Three From the Workplace

An Early Christmas Present

A month before the Christmas party, the one I didn’t want to go to, the boss pulled me to one side and told me that this was my last chance.

And so, two weeks later, I stood at the dining room doors, waiting in line as the boss’s boss greeted everyone, except me.

I sat down at my table next to a name card setting for my ex-girlfriend, even though they knew we had split up and she wouldn’t be making a guest appearance.

And so I got drunk on complimentary wine and left before dessert to wander the bars of a city I didn’t know in a rented tux so old and shiny I pretended it was retro not ridiculous.

Back at the hotel I disabled the smoke detector, drank the mini-bar dry and watched some films on pay-per-view.

It was my second Christmas party with that company.

There wouldn’t be a third.

But the boss was wrong.

It wasn’t my last chance.

It was theirs.


Officious Little Prick

The morning sun streamed through the large windows into what we called The Glass Tomb.

 I was there to give information to customers who wanted to know the times of buses, but no one was usually around in the morning, and I closed my eyes and tried for a micro-sleep. Being oblivious to the world for a few moments I didn’t see the officious little prick watching me, but he had found his moment.

A few days later I was hauled in before the boss and accused of sleeping on the job, which of course I was but denied; I was simply resting my eyes because they had been sore due to the bright morning sunshine.  The officious little prick stood his ground and claimed that it was obvious I was asleep, and what if customers had seen me? What sort of image did that present of our company? I asked if it was a policy of this company for employees not to take momentary relief from pain caused by working conditions.

There was silence while the boss and the officious little prick weighed up the situation.

The boss sighed. He obviously didn’t want to be bothered with such nonsense while there was real work to do.

“Yeah, can’t argue with that.”  He said.

The officious little prick snorted, walked out of the office and we never spoke again, and I was never placed in the glass tomb again.

It’s those little victories against the officious little pricks of this world that make all the difference to the working day.

*With thanks to Stephen King for pointing me in the direction of the term ‘officious little prick’ at such a young age.


One of the Good Ones

I desperately needed the money, which is the only reason anyone should take a part-time job working Friday and Saturday nights in an office from six in the evening until eight the next morning.  My job was to authorise credit payments for petrol for long-distance lorry drivers.  The drivers would call up and I would authorise, but they rarely called, which meant that I spent those fourteen hours sitting alone, listening to music, reading and playing computer games.

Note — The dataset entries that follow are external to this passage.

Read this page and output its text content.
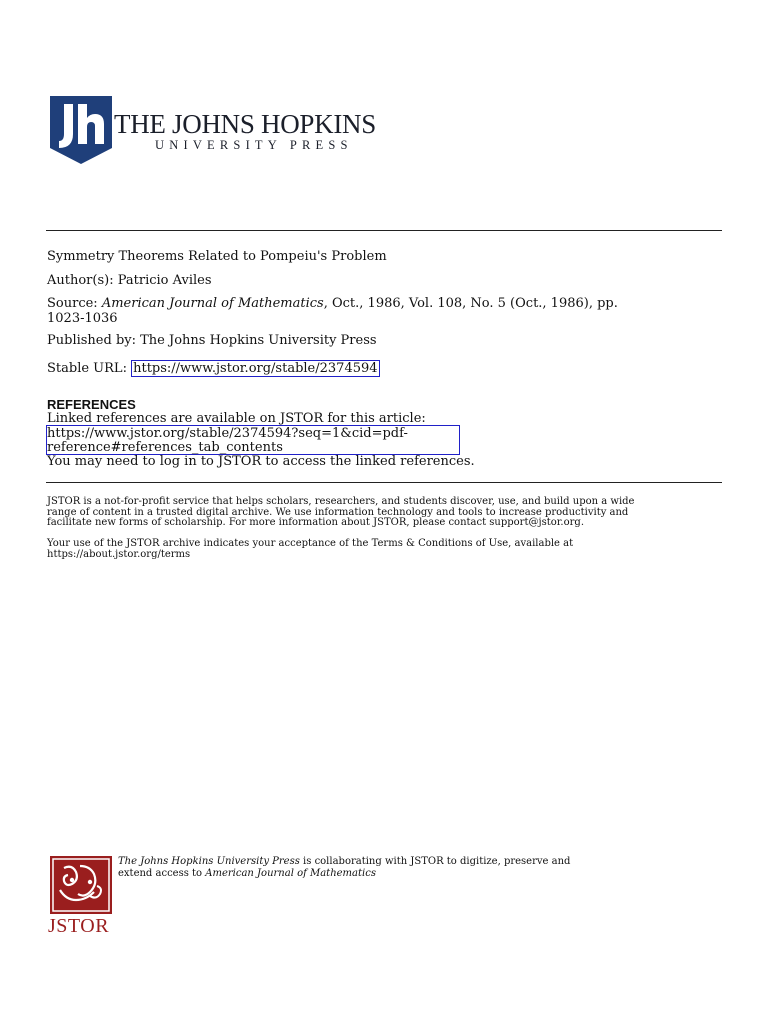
THE JOHNS HOPKINS
UNIVERSITY PRESS
Symmetry Theorems Related to Pompeiu's Problem
Author(s): Patricio Aviles
Source: American Journal of Mathematics, Oct., 1986, Vol. 108, No. 5 (Oct., 1986), pp.
1023-1036
Published by: The Johns Hopkins University Press
Stable URL: https://www.jstor.org/stable/2374594
REFERENCES
Linked references are available on JSTOR for this article:
https://www.jstor.org/stable/2374594?seq=1&cid=pdf-
reference#references_tab_contents
You may need to log in to JSTOR to access the linked references.
JSTOR is a not-for-profit service that helps scholars, researchers, and students discover, use, and build upon a wide
range of content in a trusted digital archive. We use information technology and tools to increase productivity and
facilitate new forms of scholarship. For more information about JSTOR, please contact support@jstor.org.
Your use of the JSTOR archive indicates your acceptance of the Terms & Conditions of Use, available at
https://about.jstor.org/terms
JSTOR
The Johns Hopkins University Press is collaborating with JSTOR to digitize, preserve and
extend access to American Journal of Mathematics
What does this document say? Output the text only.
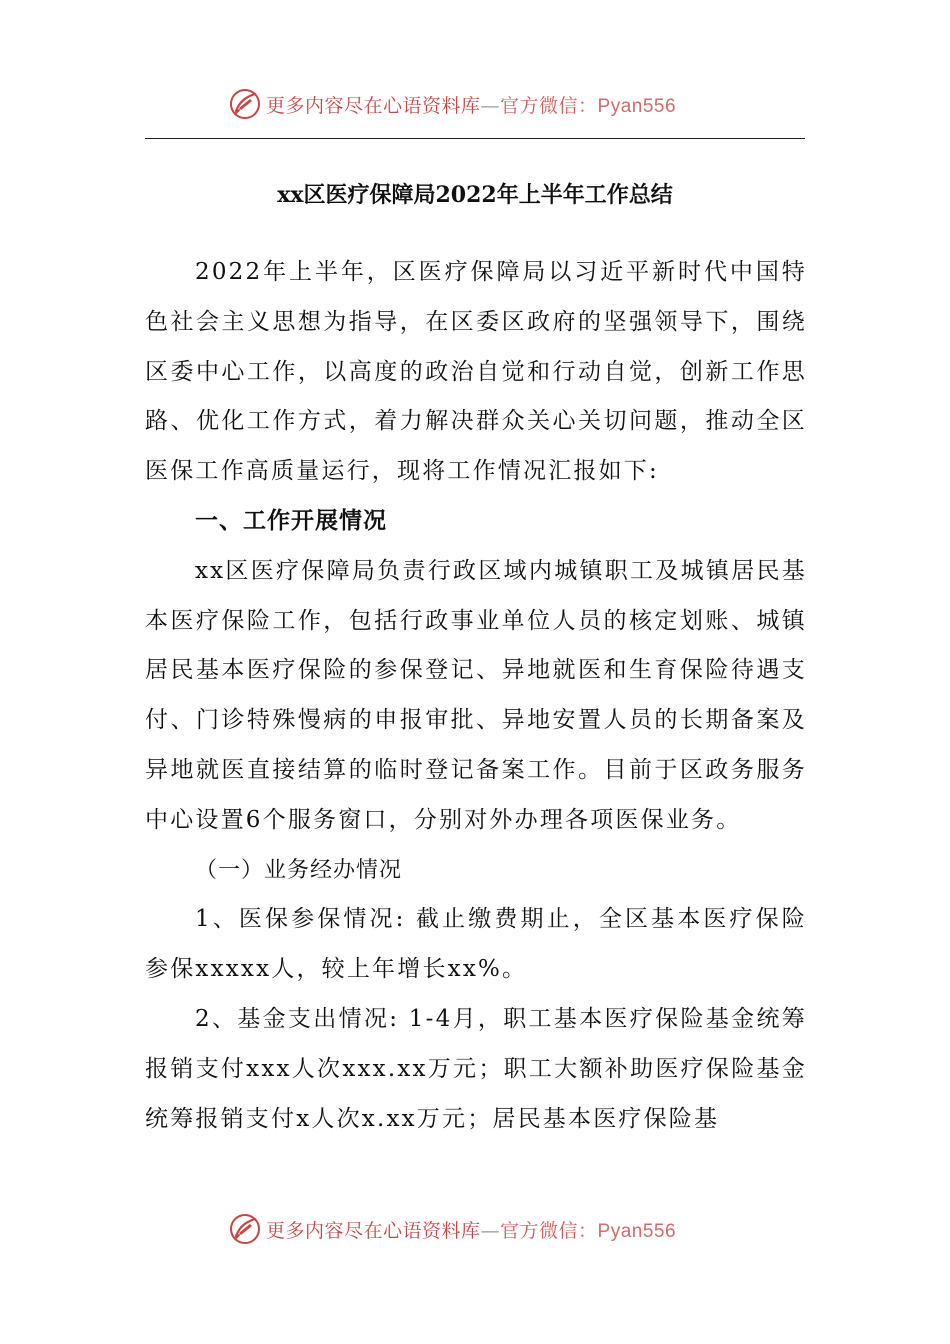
更多内容尽在心语资料库—官方微信：Pyan556
xx区医疗保障局2022年上半年工作总结

2022年上半年，区医疗保障局以习近平新时代中国特色社会主义思想为指导，在区委区政府的坚强领导下，围绕区委中心工作，以高度的政治自觉和行动自觉，创新工作思路、优化工作方式，着力解决群众关心关切问题，推动全区医保工作高质量运行，现将工作情况汇报如下:

一、工作开展情况

xx区医疗保障局负责行政区域内城镇职工及城镇居民基本医疗保险工作，包括行政事业单位人员的核定划账、城镇居民基本医疗保险的参保登记、异地就医和生育保险待遇支付、门诊特殊慢病的申报审批、异地安置人员的长期备案及异地就医直接结算的临时登记备案工作。目前于区政务服务中心设置6个服务窗口，分别对外办理各项医保业务。

（一）业务经办情况

1、医保参保情况: 截止缴费期止，全区基本医疗保险参保xxxxx人，较上年增长xx%。

2、基金支出情况: 1-4月，职工基本医疗保险基金统筹报销支付xxx人次xxx.xx万元；职工大额补助医疗保险基金统筹报销支付x人次x.xx万元；居民基本医疗保险基

更多内容尽在心语资料库—官方微信：Pyan556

It was an easy gig if you didn’t mind the boredom, and I tried many ways to break the monotony of those fourteen hours. One of the very few highlights was smoking cigarettes with the cleaners in the office smoking room during their shift break on the Friday evening, and then they would disappear to begin their weekend, and the empty office block was mine. One night, at around four in the morning, I got lucky and a huge thunderstorm broke out, and I stood at the large windows and watched the sky erupt with lightning and rain, which made me feel melancholy, being that I was far from home and family and friends, and of course alone and tired.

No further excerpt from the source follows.